Лотарио начинала трепать лихорадка, и галлюцинации, рождавшиеся в его мозгу, вели вокруг него свой хоровод. Ему чудилось, будто скелет в шляпе приближается к нему с угодливой улыбкой и преувеличенно вежливыми поклонами, умоляя от имени остальных трупов оказать им честь и составить компанию: они обожают играть в вист; они давно ждали такого случая, но, поскольку нравы смягчаются, в каменный мешок уже много лет никого не бросали. Потом картина менялась. Статуи выходили из ниш, фрески отделялись от стен и в мифологической своей наготе принимались отплясывать вокруг князя стремительную сарабанду. «Античный бред лучше современного, — говорил себе Лотарио, — эти танцовщицы в прозрачных розовых одеждах куда приятнее скелетов в лохмотьях, а звон их золотых монист милее скрипа суставов».

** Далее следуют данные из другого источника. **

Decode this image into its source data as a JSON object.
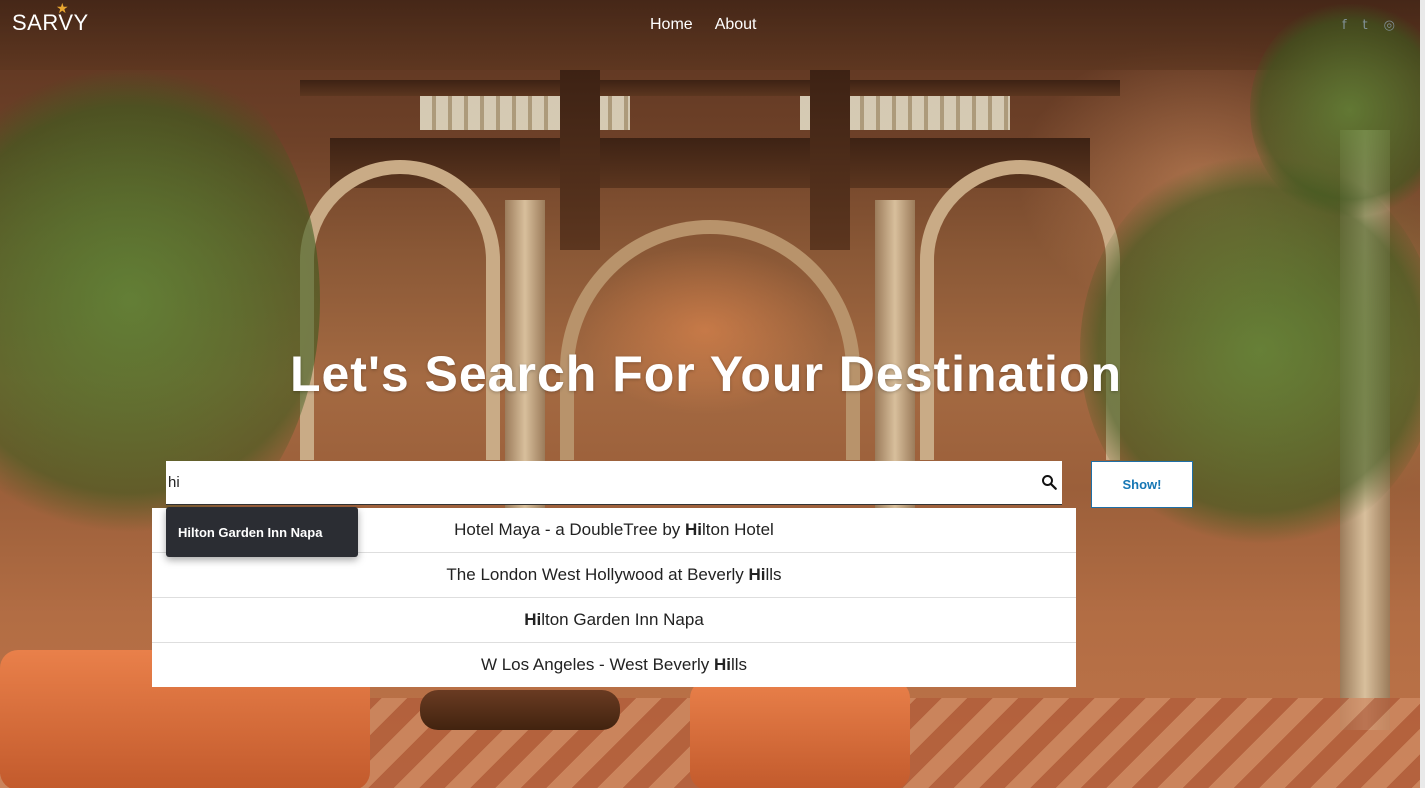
{
  "brand": {
    "logo_text": "SARVY",
    "logo_star": "★"
  },
  "nav": {
    "items": [
      "Home",
      "About"
    ]
  },
  "social": {
    "icons": [
      "facebook-icon",
      "twitter-icon",
      "instagram-icon"
    ],
    "glyphs": [
      "f",
      "t",
      "◎"
    ]
  },
  "hero": {
    "title": "Let's Search For Your Destination"
  },
  "search": {
    "value": "hi",
    "placeholder": ""
  },
  "show_button": {
    "label": "Show!"
  },
  "suggestions": [
    {
      "before": "Hotel Maya - a DoubleTree by ",
      "match": "Hi",
      "after": "lton Hotel"
    },
    {
      "before": "The London West Hollywood at Beverly ",
      "match": "Hi",
      "after": "lls"
    },
    {
      "before": "",
      "match": "Hi",
      "after": "lton Garden Inn Napa"
    },
    {
      "before": "W Los Angeles - West Beverly ",
      "match": "Hi",
      "after": "lls"
    }
  ],
  "tooltip": {
    "text": "Hilton Garden Inn Napa"
  },
  "colors": {
    "accent": "#1576b4",
    "tooltip_bg": "#2b2d33",
    "logo_star": "#e9a630"
  }
}
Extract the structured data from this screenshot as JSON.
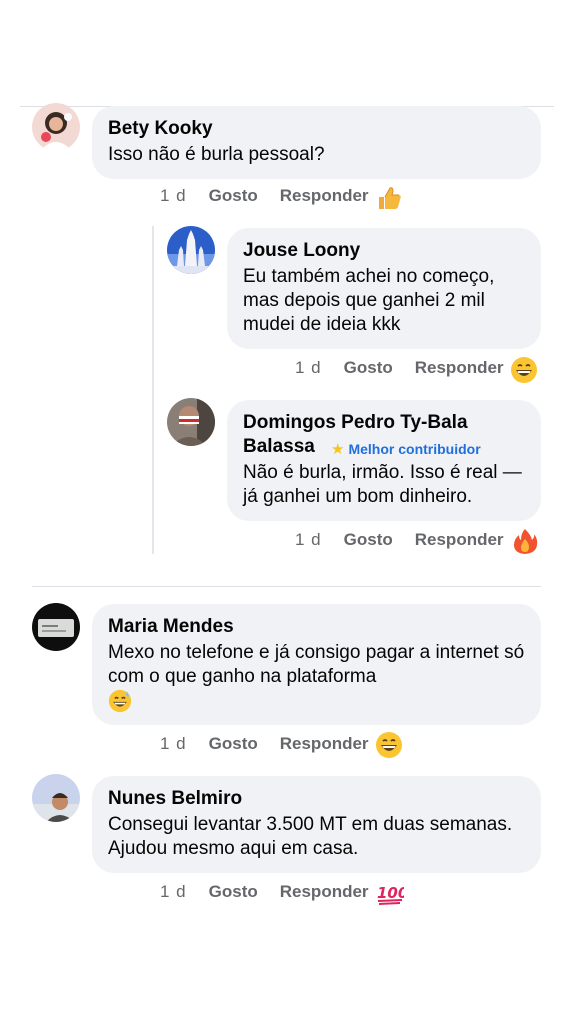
{
  "comments": [
    {
      "author": "Bety Kooky",
      "text": "Isso não é burla pessoal?",
      "time": "1 d",
      "like": "Gosto",
      "reply": "Responder",
      "reaction": "thumbs-up-icon"
    },
    {
      "author": "Jouse Loony",
      "text": "Eu também achei no começo, mas depois que ganhei 2 mil mudei de ideia kkk",
      "time": "1 d",
      "like": "Gosto",
      "reply": "Responder",
      "reaction": "grinning-face-icon"
    },
    {
      "author": "Domingos Pedro Ty-Bala Balassa",
      "badge": "Melhor contribuidor",
      "text": "Não é burla, irmão. Isso é real — já ganhei um bom dinheiro.",
      "time": "1 d",
      "like": "Gosto",
      "reply": "Responder",
      "reaction": "fire-icon"
    },
    {
      "author": "Maria Mendes",
      "text": "Mexo no telefone e já consigo pagar a internet só com o que ganho na plataforma",
      "text_emoji": "sweat-smile-icon",
      "time": "1 d",
      "like": "Gosto",
      "reply": "Responder",
      "reaction": "grinning-face-icon"
    },
    {
      "author": "Nunes Belmiro",
      "text": "Consegui levantar 3.500 MT em duas semanas. Ajudou mesmo aqui em casa.",
      "time": "1 d",
      "like": "Gosto",
      "reply": "Responder",
      "reaction": "hundred-points-icon"
    }
  ],
  "colors": {
    "bubble": "#f0f2f5",
    "meta_text": "#65676b",
    "badge": "#216fdb",
    "divider": "#dcdfe3"
  }
}
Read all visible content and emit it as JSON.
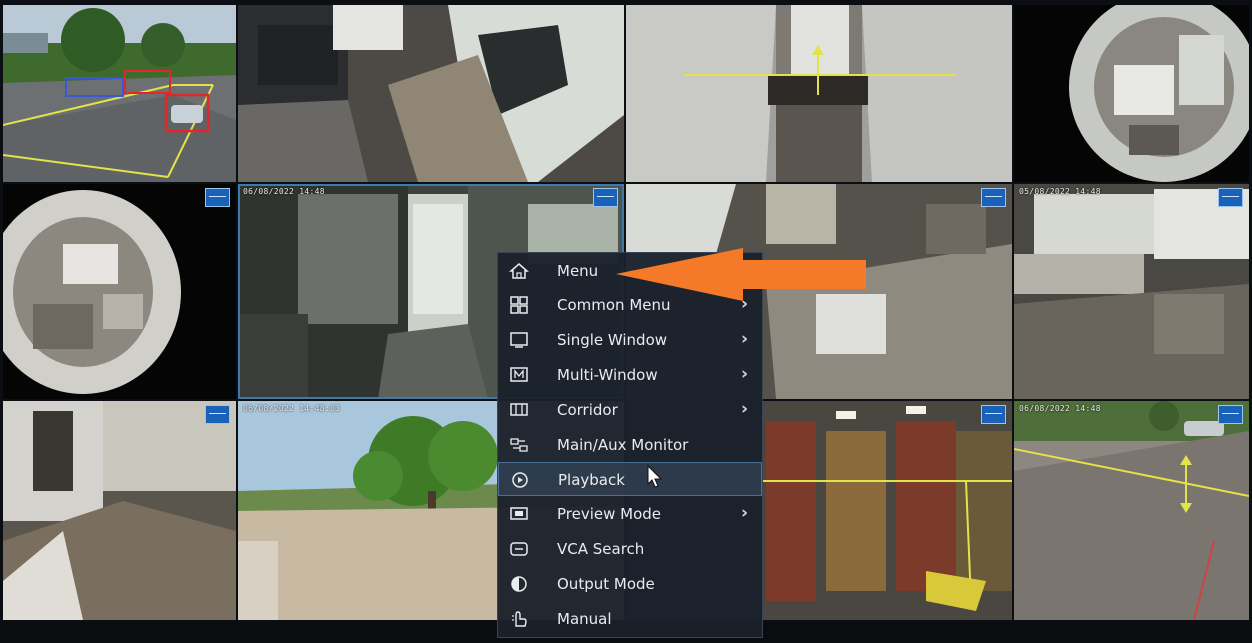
{
  "camera_grid": {
    "tiles": [
      {
        "id": "cam-1",
        "osd": ""
      },
      {
        "id": "cam-2",
        "osd": ""
      },
      {
        "id": "cam-3",
        "osd": ""
      },
      {
        "id": "cam-4",
        "osd": ""
      },
      {
        "id": "cam-5",
        "osd": ""
      },
      {
        "id": "cam-6",
        "osd": "06/08/2022 14:48"
      },
      {
        "id": "cam-7",
        "osd": ""
      },
      {
        "id": "cam-8",
        "osd": "05/08/2022 14:48"
      },
      {
        "id": "cam-9",
        "osd": ""
      },
      {
        "id": "cam-10",
        "osd": "06/08/2022 14:48:03"
      },
      {
        "id": "cam-11",
        "osd": ""
      },
      {
        "id": "cam-12",
        "osd": "06/08/2022 14:48"
      }
    ]
  },
  "context_menu": {
    "items": [
      {
        "label": "Menu",
        "icon": "home-icon",
        "has_submenu": false
      },
      {
        "label": "Common Menu",
        "icon": "grid-icon",
        "has_submenu": true
      },
      {
        "label": "Single Window",
        "icon": "single-window-icon",
        "has_submenu": true
      },
      {
        "label": "Multi-Window",
        "icon": "multi-window-icon",
        "has_submenu": true
      },
      {
        "label": "Corridor",
        "icon": "corridor-icon",
        "has_submenu": true
      },
      {
        "label": "Main/Aux Monitor",
        "icon": "monitor-switch-icon",
        "has_submenu": false
      },
      {
        "label": "Playback",
        "icon": "playback-icon",
        "has_submenu": false
      },
      {
        "label": "Preview Mode",
        "icon": "preview-mode-icon",
        "has_submenu": true
      },
      {
        "label": "VCA Search",
        "icon": "vca-search-icon",
        "has_submenu": false
      },
      {
        "label": "Output Mode",
        "icon": "output-mode-icon",
        "has_submenu": false
      },
      {
        "label": "Manual",
        "icon": "manual-icon",
        "has_submenu": false
      }
    ],
    "highlighted_item": "Playback",
    "chevron": "›"
  },
  "colors": {
    "annotation_arrow": "#f47a2a",
    "menu_background": "#1b212b",
    "active_tile_border": "#3f79a8",
    "vca_line": "#e4e24a",
    "detection_box": "#e0282b"
  }
}
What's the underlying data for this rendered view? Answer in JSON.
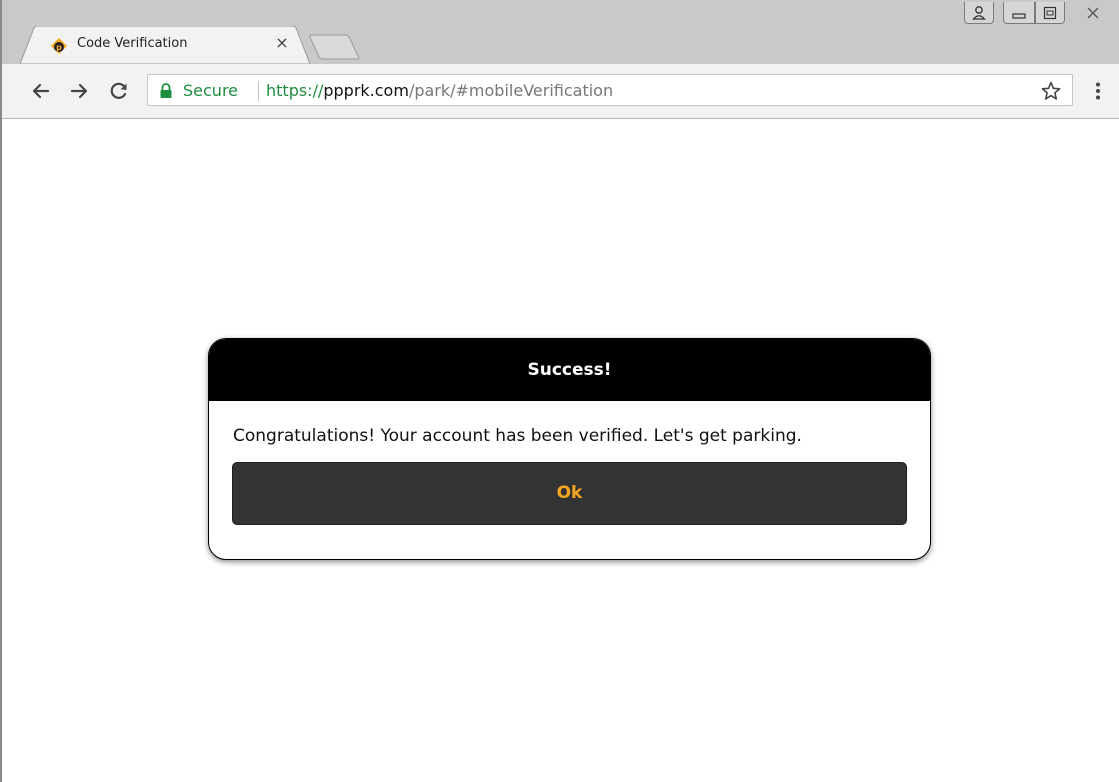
{
  "browser": {
    "tab": {
      "title": "Code Verification",
      "close_glyph": "×",
      "favicon": "ppprk-logo"
    },
    "window_controls": [
      "profile-icon",
      "minimize-icon",
      "maximize-icon",
      "close-icon"
    ],
    "toolbar": {
      "back_icon": "back-arrow-icon",
      "forward_icon": "forward-arrow-icon",
      "reload_icon": "reload-icon",
      "security_label": "Secure",
      "url_scheme": "https://",
      "url_host": "ppprk.com",
      "url_path": "/park/#mobileVerification",
      "bookmark_icon": "star-icon",
      "menu_icon": "kebab-menu-icon"
    }
  },
  "dialog": {
    "title": "Success!",
    "message": "Congratulations! Your account has been verified. Let's get parking.",
    "ok_label": "Ok"
  },
  "colors": {
    "secure_green": "#1e8e3e",
    "dialog_header": "#000000",
    "button_bg": "#333333",
    "button_text": "#f5a623",
    "favicon_orange": "#f5a623"
  }
}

Чувствуя, что видения, рожденные лихорадкой, забирают над ним все большую и большую власть, князь резким усилием воли стряхнул с себя наваждение. Успокоившись, он продолжал свой путь и вскоре слух его поразили плеск воды и грохот, похожий на шум водопада. Труба, по которой в термы поступала вода, давно разрушилась под действием времени, и поток, проложивший себе новое русло через развалины, устремлялся к темной дыре, куда и низвергалась его черная лента, рассеченная огненными полосами — отблесками света факела. Над потоком была перекинута балка, образующая узкий мостик, на которую Лотарио не решался ступить, опасаясь какой–нибудь хитрой ловушки, какой–нибудь умело замаскированной трещины. Но выбирать ему не приходилось, и он отбросил сомнения. Балка не обломилась у него под ногами и не причинила ему никакого вреда. На другом берегу его глазам предстали залы, несколько менее разоренные. Сквозь щели в потолке пробивался слабый голубоватый свет, — ведь подземное странствие князя длилось несколько часов, и над римской кампаньей уже занимался день. Вскоре свет сделался ярче, и Лотарио смог бросить факел. Сквозь расселины, заросшие травой и кустами, в развалины проникали лучи солнца. Колонны с полустершимися каннелюрами и замшелыми капителями поддерживали своды здания, а наготу его стен, с которых давно осыпалась мраморная облицовка, укрывал зеленый полог плюща. В глубине сверкал, словно звезда, крохотный кусочек синего неба. Взобравшись на кучу кирпичей, камней и обломков мрамора, перемешанных с землей, Лотарио оказался подле этого отверстия, в которое легко пролез, поскольку, как мы уже сказали, был строен и худощав. Опершись ладонями о его края, он подтянулся и вышел на свет божий посреди стада буйволов, которые глядели на него с яростным изумлением, фыркая, роняя слюну и скребя копытами землю. Успокоив животных теми словами, какие обычно говорят им пастухи и погонщики, Лотарио проложил себе путь сквозь стадо и удалился медленным шагом; ни один буйвол на него не бросился.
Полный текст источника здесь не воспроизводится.